Al-Qaeda, the progenitor and rival of ISIS, was also a forerunner at media savvy. Videos of the group’s founder, Osama bin Laden in caves, invoked tales of the Islamic prophet Mohammad, who, it is said, received his first revelation in a cave called Hira near Mecca.

Al-Qaeda in the Arabia Peninsula (AQAP) also published an English-language magazine calledInspire, which terror analyst Bruce Riedel noted was “clearly intended for the aspiring jihadist in the U.S. or U.K.” The publication was thought to be the work of a New Mexico-born cleric, Anwar al-Awlaki, who, prior to his death in a 2011 U.S. drone strike, was known for running a blog, a Facebook page and Youtube videos—all extolling the virtues of jihad (holy war) against the West and allies like Israel.

Hezbollah, the Lebanese-based Shi’ite Muslim terror organization, is particularly skilled at propaganda. Hezbollah operates its own TV channel, Al Manar (The Beacon), which routinely broadcasts calls for “Death to America,” age-old antisemitic tropes and promises of the impending destruction of Israel. In 2006,Al Manar was labeled a Specially Designated Global Terrorist Entity by the U.S. Treasury Department, which noted that the channel’s employees were conducting “preoperational surveillance” on behalf of the global terror network.

Similar to Hezbollah, Hamas, the U.S.-designated terror group that controls the Gaza Strip, is also heavily funded by the Islamic Republic of Iran. Hamas also operates its own TV channel, al-Aqsa, which is also watched throughout the Arab world. As the Anti-Defamation League (ADL) has noted, much of the networks “programming that glorifies violence focuses on children, or is geared towards children, including music videos.” One such production had a four-year old girl singing about Hamas’s first female suicide bomber, Reem Riyashi, who is shown blowing herself up and murdering four Israel soldiers. Singing to the camera, the girl proclaims, “I am following Mommy in her foot steps.”

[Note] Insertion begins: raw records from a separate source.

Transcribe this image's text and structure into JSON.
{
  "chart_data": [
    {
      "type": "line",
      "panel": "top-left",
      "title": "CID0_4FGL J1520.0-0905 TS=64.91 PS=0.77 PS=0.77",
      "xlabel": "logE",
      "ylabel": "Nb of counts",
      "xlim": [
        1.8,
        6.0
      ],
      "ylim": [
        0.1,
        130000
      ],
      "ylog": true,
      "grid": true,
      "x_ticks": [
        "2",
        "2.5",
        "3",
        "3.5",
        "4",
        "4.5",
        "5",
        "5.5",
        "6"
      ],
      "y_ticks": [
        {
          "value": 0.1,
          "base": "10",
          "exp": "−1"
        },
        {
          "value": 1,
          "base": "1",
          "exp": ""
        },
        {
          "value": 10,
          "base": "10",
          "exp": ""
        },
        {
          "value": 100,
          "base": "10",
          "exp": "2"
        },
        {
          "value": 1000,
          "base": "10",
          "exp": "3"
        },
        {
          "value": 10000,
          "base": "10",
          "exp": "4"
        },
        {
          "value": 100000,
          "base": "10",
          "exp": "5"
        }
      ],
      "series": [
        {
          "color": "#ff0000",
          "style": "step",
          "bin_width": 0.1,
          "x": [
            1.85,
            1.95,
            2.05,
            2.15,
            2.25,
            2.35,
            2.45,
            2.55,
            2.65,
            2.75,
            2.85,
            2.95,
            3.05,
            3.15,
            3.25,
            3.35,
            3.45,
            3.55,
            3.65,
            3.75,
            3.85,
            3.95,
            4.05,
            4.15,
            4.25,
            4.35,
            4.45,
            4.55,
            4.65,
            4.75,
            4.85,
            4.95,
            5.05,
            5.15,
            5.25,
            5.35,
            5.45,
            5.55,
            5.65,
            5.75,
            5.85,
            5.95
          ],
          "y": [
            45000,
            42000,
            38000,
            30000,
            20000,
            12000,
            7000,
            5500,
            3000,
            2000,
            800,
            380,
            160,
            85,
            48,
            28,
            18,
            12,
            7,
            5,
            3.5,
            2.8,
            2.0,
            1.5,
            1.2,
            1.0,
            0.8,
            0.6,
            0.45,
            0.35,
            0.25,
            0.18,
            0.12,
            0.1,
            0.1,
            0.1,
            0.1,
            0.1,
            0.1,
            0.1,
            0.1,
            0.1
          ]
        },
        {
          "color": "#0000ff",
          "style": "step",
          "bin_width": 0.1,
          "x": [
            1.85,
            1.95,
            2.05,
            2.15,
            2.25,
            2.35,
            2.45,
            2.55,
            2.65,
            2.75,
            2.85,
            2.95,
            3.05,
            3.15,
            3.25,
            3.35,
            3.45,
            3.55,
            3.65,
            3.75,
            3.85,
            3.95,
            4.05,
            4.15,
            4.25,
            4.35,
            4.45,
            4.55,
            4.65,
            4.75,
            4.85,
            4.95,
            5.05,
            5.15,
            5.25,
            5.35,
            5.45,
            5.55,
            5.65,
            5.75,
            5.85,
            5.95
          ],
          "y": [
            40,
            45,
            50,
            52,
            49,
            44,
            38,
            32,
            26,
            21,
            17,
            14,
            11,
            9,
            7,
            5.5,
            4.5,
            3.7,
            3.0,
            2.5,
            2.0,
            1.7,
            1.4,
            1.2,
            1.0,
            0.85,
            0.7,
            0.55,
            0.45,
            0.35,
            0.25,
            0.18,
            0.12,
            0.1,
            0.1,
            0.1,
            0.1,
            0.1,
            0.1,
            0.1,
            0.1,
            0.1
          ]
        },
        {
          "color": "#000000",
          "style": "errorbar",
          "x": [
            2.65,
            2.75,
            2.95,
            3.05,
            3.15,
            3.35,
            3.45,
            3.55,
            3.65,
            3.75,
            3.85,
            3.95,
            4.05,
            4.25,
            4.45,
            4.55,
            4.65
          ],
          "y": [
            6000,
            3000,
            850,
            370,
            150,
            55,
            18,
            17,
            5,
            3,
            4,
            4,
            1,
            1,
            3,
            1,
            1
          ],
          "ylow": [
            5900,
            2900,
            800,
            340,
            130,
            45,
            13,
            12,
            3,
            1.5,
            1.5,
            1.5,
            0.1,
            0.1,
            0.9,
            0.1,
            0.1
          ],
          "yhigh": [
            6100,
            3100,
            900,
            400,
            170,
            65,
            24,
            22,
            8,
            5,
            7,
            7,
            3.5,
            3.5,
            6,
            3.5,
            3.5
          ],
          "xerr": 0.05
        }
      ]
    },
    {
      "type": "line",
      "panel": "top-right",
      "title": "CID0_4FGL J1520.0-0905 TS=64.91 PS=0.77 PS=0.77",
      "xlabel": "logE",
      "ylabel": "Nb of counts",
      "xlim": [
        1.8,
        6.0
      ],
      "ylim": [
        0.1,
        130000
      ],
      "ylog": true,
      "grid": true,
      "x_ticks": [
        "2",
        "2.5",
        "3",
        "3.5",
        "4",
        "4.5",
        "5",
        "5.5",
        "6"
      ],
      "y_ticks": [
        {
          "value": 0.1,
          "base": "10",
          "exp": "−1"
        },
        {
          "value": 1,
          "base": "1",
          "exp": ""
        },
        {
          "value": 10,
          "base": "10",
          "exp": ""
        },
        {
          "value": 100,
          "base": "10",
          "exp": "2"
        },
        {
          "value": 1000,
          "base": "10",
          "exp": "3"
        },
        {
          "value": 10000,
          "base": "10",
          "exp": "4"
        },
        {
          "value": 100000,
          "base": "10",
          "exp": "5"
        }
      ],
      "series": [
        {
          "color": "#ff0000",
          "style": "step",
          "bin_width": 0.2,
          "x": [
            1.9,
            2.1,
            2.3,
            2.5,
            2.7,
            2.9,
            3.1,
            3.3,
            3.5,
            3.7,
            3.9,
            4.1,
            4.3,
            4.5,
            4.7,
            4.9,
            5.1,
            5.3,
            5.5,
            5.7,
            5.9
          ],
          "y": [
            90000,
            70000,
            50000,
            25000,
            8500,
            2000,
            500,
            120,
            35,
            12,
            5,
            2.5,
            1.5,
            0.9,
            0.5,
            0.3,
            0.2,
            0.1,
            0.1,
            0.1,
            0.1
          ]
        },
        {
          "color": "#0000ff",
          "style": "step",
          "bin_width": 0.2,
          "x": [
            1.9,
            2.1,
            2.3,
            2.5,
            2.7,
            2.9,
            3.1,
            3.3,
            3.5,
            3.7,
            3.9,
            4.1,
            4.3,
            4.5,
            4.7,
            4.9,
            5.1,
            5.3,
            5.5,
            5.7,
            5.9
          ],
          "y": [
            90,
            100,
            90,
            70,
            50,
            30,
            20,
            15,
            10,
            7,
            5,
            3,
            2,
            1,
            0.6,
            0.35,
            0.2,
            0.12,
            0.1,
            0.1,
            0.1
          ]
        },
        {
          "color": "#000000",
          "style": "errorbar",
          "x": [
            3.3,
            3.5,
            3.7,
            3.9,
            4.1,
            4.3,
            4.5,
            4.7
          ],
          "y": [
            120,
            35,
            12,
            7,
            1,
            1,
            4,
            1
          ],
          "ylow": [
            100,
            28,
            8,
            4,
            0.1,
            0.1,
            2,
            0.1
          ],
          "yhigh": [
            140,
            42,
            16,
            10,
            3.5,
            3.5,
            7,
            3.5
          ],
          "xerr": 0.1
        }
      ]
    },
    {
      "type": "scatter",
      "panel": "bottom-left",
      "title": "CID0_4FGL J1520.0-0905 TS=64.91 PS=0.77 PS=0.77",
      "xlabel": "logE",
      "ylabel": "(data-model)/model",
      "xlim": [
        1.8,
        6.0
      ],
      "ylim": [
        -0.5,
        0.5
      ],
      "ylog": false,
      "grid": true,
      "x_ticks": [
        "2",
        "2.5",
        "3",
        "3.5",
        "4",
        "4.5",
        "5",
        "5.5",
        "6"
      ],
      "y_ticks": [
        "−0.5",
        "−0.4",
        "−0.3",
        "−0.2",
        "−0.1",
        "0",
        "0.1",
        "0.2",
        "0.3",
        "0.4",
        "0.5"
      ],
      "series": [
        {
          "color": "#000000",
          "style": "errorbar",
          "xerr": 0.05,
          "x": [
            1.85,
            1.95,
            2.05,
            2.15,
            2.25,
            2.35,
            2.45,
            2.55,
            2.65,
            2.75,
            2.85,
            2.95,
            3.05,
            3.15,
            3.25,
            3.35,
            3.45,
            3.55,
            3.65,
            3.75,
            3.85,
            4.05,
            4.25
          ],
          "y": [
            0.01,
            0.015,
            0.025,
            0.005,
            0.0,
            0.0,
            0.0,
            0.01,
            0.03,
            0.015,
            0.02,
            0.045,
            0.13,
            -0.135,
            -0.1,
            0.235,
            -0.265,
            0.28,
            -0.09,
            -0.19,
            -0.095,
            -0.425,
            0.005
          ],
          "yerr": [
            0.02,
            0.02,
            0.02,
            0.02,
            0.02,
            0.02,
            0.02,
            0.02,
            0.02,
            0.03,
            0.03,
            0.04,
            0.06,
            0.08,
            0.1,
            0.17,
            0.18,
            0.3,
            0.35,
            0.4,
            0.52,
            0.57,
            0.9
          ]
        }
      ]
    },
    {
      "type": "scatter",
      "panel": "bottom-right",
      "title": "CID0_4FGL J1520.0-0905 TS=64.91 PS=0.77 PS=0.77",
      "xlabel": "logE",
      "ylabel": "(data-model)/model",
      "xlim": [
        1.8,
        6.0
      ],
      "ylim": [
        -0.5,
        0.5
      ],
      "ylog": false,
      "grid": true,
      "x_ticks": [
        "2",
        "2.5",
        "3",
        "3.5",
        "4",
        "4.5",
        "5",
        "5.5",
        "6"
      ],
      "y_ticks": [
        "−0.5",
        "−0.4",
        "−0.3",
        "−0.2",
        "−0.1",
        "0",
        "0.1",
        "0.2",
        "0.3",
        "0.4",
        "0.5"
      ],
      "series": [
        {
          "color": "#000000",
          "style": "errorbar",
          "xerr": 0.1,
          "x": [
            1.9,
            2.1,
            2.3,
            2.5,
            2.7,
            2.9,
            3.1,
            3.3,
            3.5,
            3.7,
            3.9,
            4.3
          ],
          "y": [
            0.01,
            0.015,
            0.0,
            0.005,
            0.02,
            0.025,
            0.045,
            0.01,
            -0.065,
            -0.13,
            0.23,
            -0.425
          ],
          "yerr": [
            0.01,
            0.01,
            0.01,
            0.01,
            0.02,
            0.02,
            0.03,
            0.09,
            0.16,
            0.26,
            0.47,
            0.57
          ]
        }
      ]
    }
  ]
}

In addition to pulling in recruits and indoctrinating hate, these propaganda outlets push disinformation to a frequently uncritical media. As the Committee for Accuracy in Middle East Reporting in America (CAMERA) has highlighted, Hezbollah provided exaggerated civilian casualty reports during its 2006 war with Israel—many of which were echoed by Western press outlets. Ditto for Hamas, as CAMERA analyst Steve Stotsky noted in a July 29, 2014 TIME magazine analysis which found the terror group was likely trying to pass off terrorist deaths as civilians in an attempt to portray the Israeli military as “indiscriminate.”

Intimidation and access are also key in the propaganda war. Douglas Jehl, then a New York Times correspondent and now Washington Post foreign editor acknowledged in June 2003 that threats made him “more cautious as a reporter.” On Iran’s nuclear program and Syrian support for Hezbollah, Mr. Jehl admitted he “wrote about these issues, but couldn’t dig as deeply as he’d like, and did recognize that the more of these [critical] stories one writes, the more difficult it would be to get back in.”

Authoritarian regimes from Havana to Pyongyang employ similar tactics, keeping a tight grip on press coverage and access and operating their own propaganda outlets. For example, when Syrian dictator Bashar al-Assad extended visas to foreign media in October 2016, it was to certain reporters who were shown what the regime wanted them to see.

Another public relations boon exists in the difficulty which largely Western reporters face in covering areas and cultures for which they—and their audiences—have a limited frame of reference. When ABC correspondent John Miller finished a 1998 interview with Osama bin Laden, he famously remarked: “You are like the Middle East version of Teddy Roosevelt.” Publicity like that can’t be bought.